Well done to Lu Mao (pictured below), of the department of biostatistics at the University of North Carolina at Chapel Hill, who sent a carefully written solution.

Lu Mao

The problem was to find a minimax estimator of $m=|\mu |$ under squared error loss when there are $n$ iid observations from $N(\mu ,1),\mu \in \mathcal{R}$. The claim is that the plug-in estimator $|\overline{X}|$ is unique minimax.

First, note that by the triangular inequality,

$su{p}_{\mu }{E}_{\mu }[(|\overline{X}|-m{)}^2]\le su{p}_{\mu }{E}_{\mu }[(\overline{X}-\mu {)}^2]=\frac{1}{n}.$

Consider now any other estimator $\delta (X_1,···,X_n)$ of $m$; we may assume $\delta$ to be a function of $\overline{X}$ by Rao–Blackwell.

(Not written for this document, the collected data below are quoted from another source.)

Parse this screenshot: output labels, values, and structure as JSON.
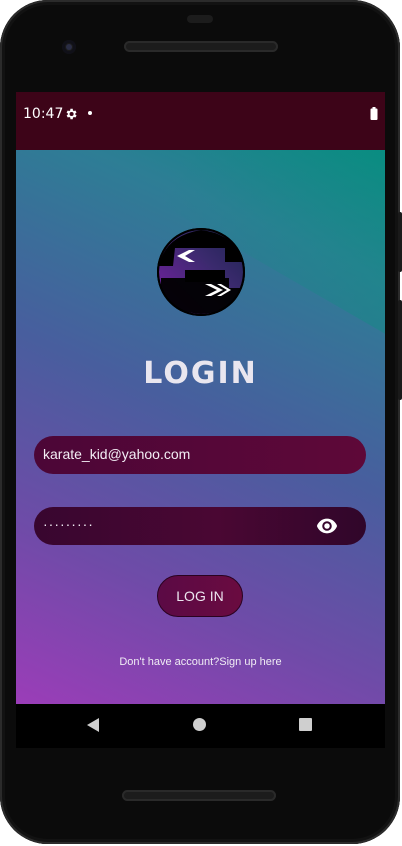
{
  "status_bar": {
    "time": "10:47",
    "icons": [
      "gear-icon",
      "dot-icon",
      "battery-icon"
    ]
  },
  "login": {
    "title": "LOGIN",
    "email_value": "karate_kid@yahoo.com",
    "password_value": "·········",
    "password_visibility_icon": "eye-icon",
    "button_label": "LOG IN",
    "signup_text": "Don't have account?Sign up here"
  },
  "nav_bar": {
    "icons": [
      "back-icon",
      "home-icon",
      "recents-icon"
    ]
  },
  "colors": {
    "status_bar": "#3d0418",
    "gradient_top": "#0b8b83",
    "gradient_bottom": "#9b3db8",
    "field_bg": "#4c0637",
    "button_bg": "#5b0a45"
  }
}
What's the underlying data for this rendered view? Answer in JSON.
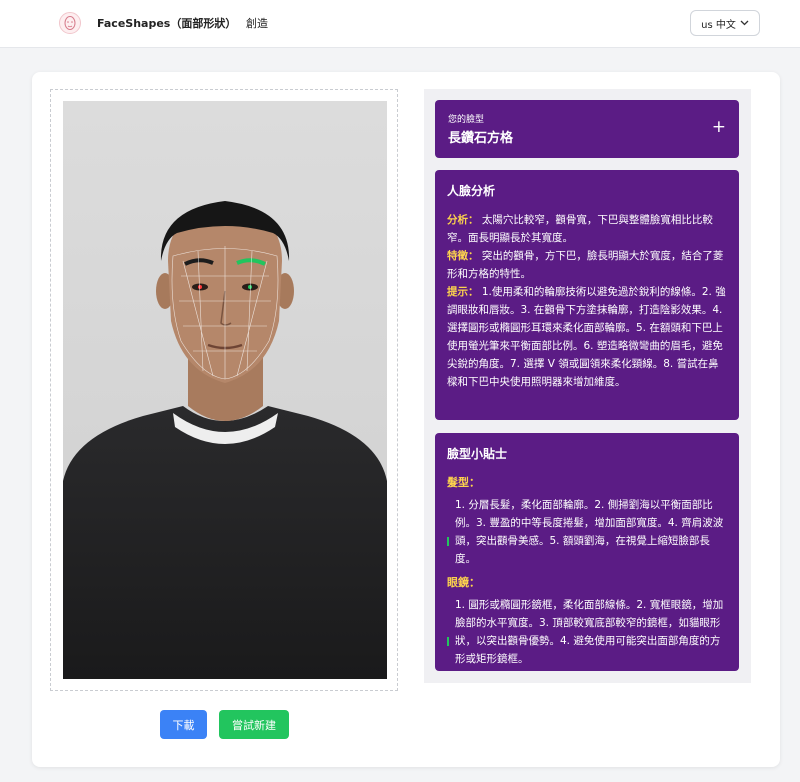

Then,

$su{p}_{\mu }{E}_{\mu }[(\delta -m{)}^2]\ge su{p}_{\mu \ge 0}{E}_{\mu }[(\delta -\mu {)}^2]\ge \frac{1}{n},$

the last inequality following from a standard application of the Cramér–Rao inequality. Thus |\bar{X}| is minimax; unique minimaxity follows because the last inequality above is strict by completeness. The exact risk function of |\bar{X}| equals

$R(\theta ,|\overline{X}|)=\frac{1}{n}[1+4{\theta }^2(1-\Phi (\theta ))-4\theta \phi (\theta )]$, where $\theta =|\sqrt{n}\mu |$.

By elementary calculus, the function $g(x)=x^2(1-\Phi (x))-x\phi (x)$, $x\ge 0$ has a unique minimum at $x_0$ where $x_0$ is the unique root of $\frac{x(1-\Phi (x))}{\phi (x)}=\frac{1}{2}$; $x_0\approx .61200$.

Plugging this back into the exact risk formula, one gets that the minimum risk of $|\overline{X}|$ is $\frac{1-2\times 0\phi (x0)}{n}=\frac{.59509}{n}$.